La cooperación y la dinámica de integración ha quedado igualmente reforzada en materia de defensa, otro de los ámbitos en los que desde hace años se venía advirtiendo de la conveniencia de mayor cooperación. Y, desde luego, la reacción ha sido ejemplar en la gestión de los movimientos de refugiados.
Todo ello lo está haciendo la UE afianzando al mismo tiempo su autonomía en un escenario geopolítico donde las hegemonías están cambiando de forma significativa. Los resultados finales no se pueden identificar al completo, como tampoco sus eventuales consecuencias económicas. Pero es un hecho que Europa está reforzando su predicamento.
Como no podía ser de otra forma, España ha dado muestras de apoyar esa dinámica de mayor y más calidad de la integración. Lo hizo desde el inicio de la pandemia proponiendo iniciativas de coordinación de compras de material sanitario o las más ambiciosas que ayudaron a fundamentar el Next Generation EU, pero también en decisiones posteriores relativas a agilizar trámites o a la eventual modificación de los tratados. Que la propia Comisión ilustre con iniciativas españolas algunos avances en la concreción de los planes inversores comunitarios es un hecho objetivamente favorable. No nos deberían doler prendas al admitir —hoy es con este Gobierno, pero mañana puede ser igual con otro— que esas señales sean inequívocamente favorecedoras de la necesaria participación de la inversión privada, española y extranjera en esos proyectos modernizadores.

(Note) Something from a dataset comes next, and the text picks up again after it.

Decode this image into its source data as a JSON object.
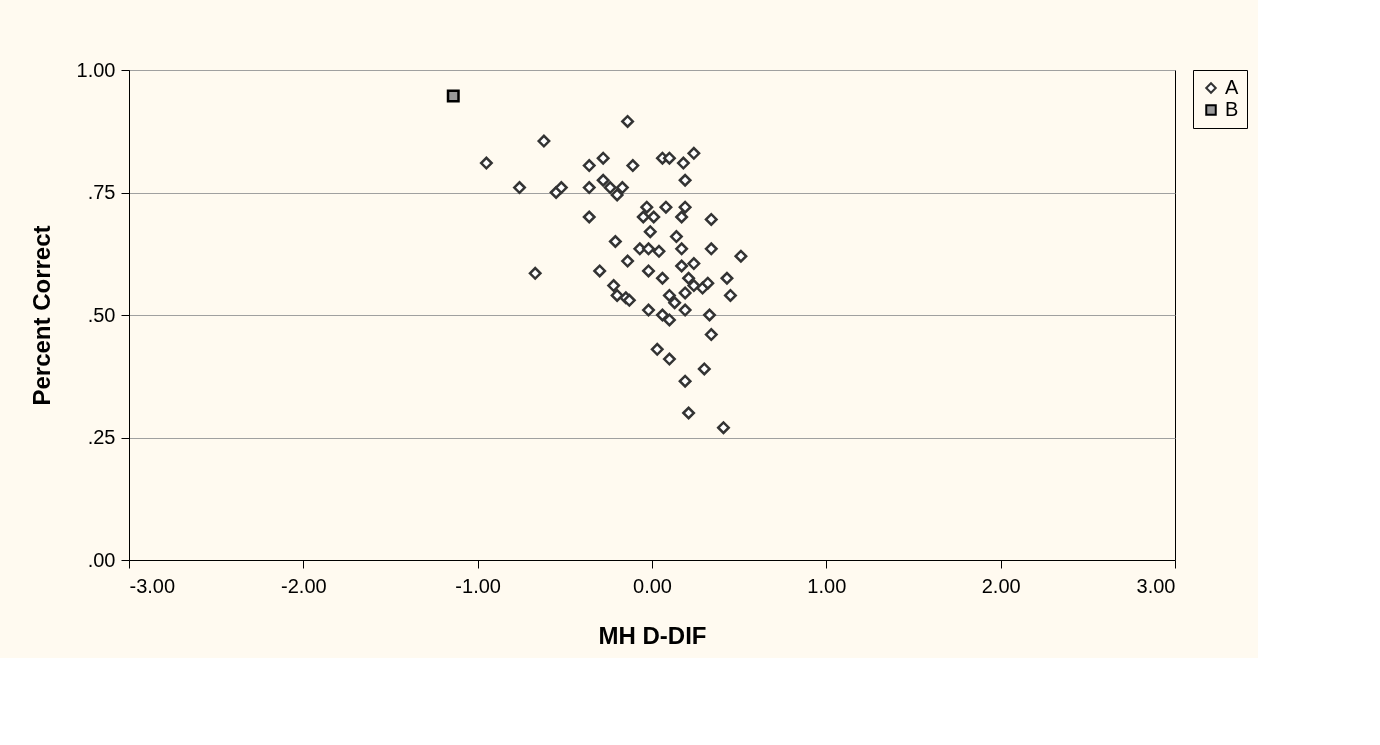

Son también condiciones necesarias para exorcizar riesgos financieros como los sobrevenidos en la crisis financiera de 2008. La atención diferencial que el BCE prestará a los riesgos de fragmentación financiera, a la excesiva diferenciación en las cotizaciones de la deuda soberana en el seno del área monetaria, es también un elemento reforzador de esa red de seguridad en esa complicada transición hacia ritmos inferiores de crecimiento económico con tipos de interés más elevados.
Para la economía española esa estrecha vinculación a la dinámica en la toma de decisiones europea ha sido una apuesta acertada. Y en el manteamiento de las tensiones reformistas comprometidas seguirá validándose esa condición de país en la primera línea por la apuesta a una mayor integración económica, pero también política.

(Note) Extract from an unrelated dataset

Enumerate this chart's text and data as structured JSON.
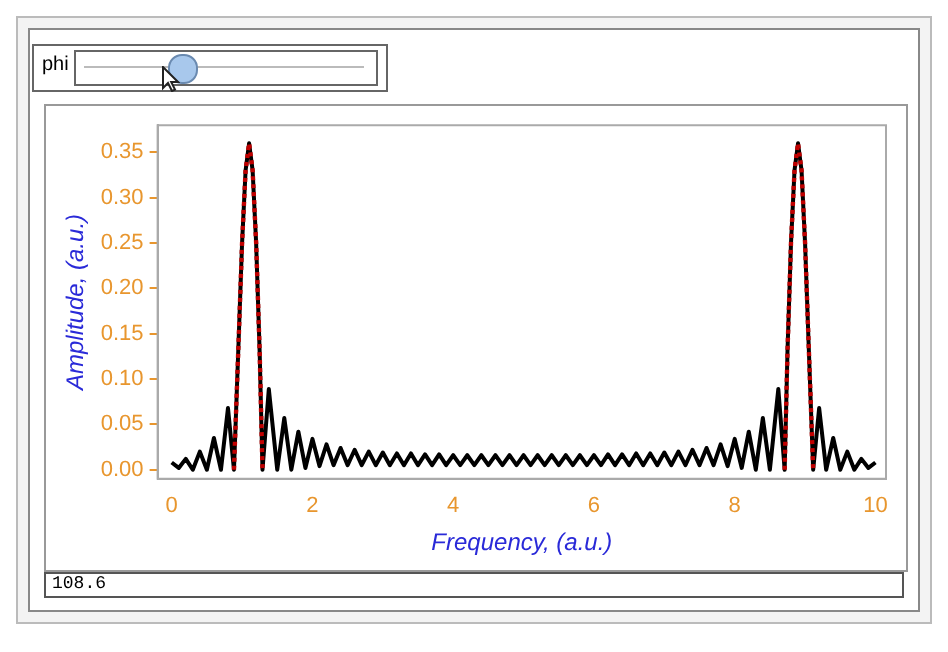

Europa es hoy más atractiva y rentable que cuando intentó combatir la crisis de 2008. Su credibilidad es mayor y muy probablemente lo será su protagonismo en el nuevo escenario global. Esas presunciones no neutralizan las previsiones económicas a corto plazo que acaba de difundir la Comisión, pero permite asumirlas como un mal menor. El medio plazo es esperanzador, también para España si sigue fortaleciendo su anclaje.